Llamas typically stand around 3 to 4 feet and can look a 6-foot-tall man in the eye, according to the according to the website for Pittsburgh Zoo and PPG and aquarium. Adults can weigh anywhere from about 250 to 450 pounds, males are slightly larger than females. Their long wool comes in a variety of colors and patterns. Shades of gray, beige, brown and red are all common, as well as white and black. They might be spotted, patched or solid-colored.
Range and Habitat
Native to South America along the Andes mountains, llamas aren't found in the wild anymore. This is similar to another South American species: the domestic guinea pig. Their natural habitat is the plateaus of the Andes, where low-growing shrubs and grasses cover the ground and provide them with food.
Llamas are one of four of the camel's New World cousins. The other three are alpacas, vicunas and guanacos, according to the Penn State College of Agricultural Sciences website. Llamas don't have a hump like their Old World cousins, but they do share certain characteristics with them. Llamas and alpacas are closely related and can interbreed. When they breed, the hybrid baby is known as a huarizo.

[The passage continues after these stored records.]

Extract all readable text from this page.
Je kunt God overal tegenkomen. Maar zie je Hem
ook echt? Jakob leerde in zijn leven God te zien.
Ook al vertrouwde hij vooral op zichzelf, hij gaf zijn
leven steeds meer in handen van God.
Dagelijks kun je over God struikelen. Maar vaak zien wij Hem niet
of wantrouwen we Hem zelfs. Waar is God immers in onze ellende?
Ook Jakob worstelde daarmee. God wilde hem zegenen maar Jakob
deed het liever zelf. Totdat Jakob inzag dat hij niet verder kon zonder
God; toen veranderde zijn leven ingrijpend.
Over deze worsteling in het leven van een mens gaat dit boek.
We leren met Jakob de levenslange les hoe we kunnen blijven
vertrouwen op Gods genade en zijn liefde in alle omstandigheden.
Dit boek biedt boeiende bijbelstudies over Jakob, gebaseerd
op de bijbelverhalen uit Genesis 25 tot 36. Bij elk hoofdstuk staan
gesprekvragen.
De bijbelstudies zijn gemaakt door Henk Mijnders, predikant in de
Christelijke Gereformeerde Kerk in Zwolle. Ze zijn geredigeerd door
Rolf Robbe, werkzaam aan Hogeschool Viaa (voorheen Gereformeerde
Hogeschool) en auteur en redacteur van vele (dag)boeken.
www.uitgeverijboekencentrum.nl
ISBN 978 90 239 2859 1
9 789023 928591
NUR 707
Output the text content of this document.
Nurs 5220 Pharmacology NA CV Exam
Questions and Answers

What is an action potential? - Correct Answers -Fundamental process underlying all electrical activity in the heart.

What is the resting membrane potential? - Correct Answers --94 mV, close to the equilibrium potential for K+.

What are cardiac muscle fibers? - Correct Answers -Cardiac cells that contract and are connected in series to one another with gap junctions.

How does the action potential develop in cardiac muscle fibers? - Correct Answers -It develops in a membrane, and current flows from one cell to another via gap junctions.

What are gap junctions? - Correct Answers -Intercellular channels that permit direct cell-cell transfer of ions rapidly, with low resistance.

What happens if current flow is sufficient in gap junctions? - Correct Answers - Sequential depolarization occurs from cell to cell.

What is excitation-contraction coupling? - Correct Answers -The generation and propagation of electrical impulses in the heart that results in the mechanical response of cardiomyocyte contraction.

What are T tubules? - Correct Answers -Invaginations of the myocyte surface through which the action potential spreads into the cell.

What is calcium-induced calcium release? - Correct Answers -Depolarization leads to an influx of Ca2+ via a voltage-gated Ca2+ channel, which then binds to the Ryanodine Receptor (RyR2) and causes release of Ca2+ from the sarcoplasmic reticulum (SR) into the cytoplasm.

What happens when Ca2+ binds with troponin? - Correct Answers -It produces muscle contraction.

Llamas are used extensively as pack animals in their native land and other parts of the world. Sometimes, however, they're also used for leather, wool and food. In North America and Europe, the dominant purpose of the species is as a pet. Their stubbornness and tenacity have shown useful as well; people use llamas as protectors of smaller livestock such as goats. The guard llama often adopts the sheep or goat herd as its own and protects it.
All camels either stick out their tongues or spit to show distaste and llamas are no exception. Much like little kids, a llama will stick its tongue out at another llama it is unhappy or angry with. As pack animals, llamas will carry varying weights over rough terrain with ease. In their homeland, llamas accompany their humans through the mountainous region and are responsible for helping to transport goods.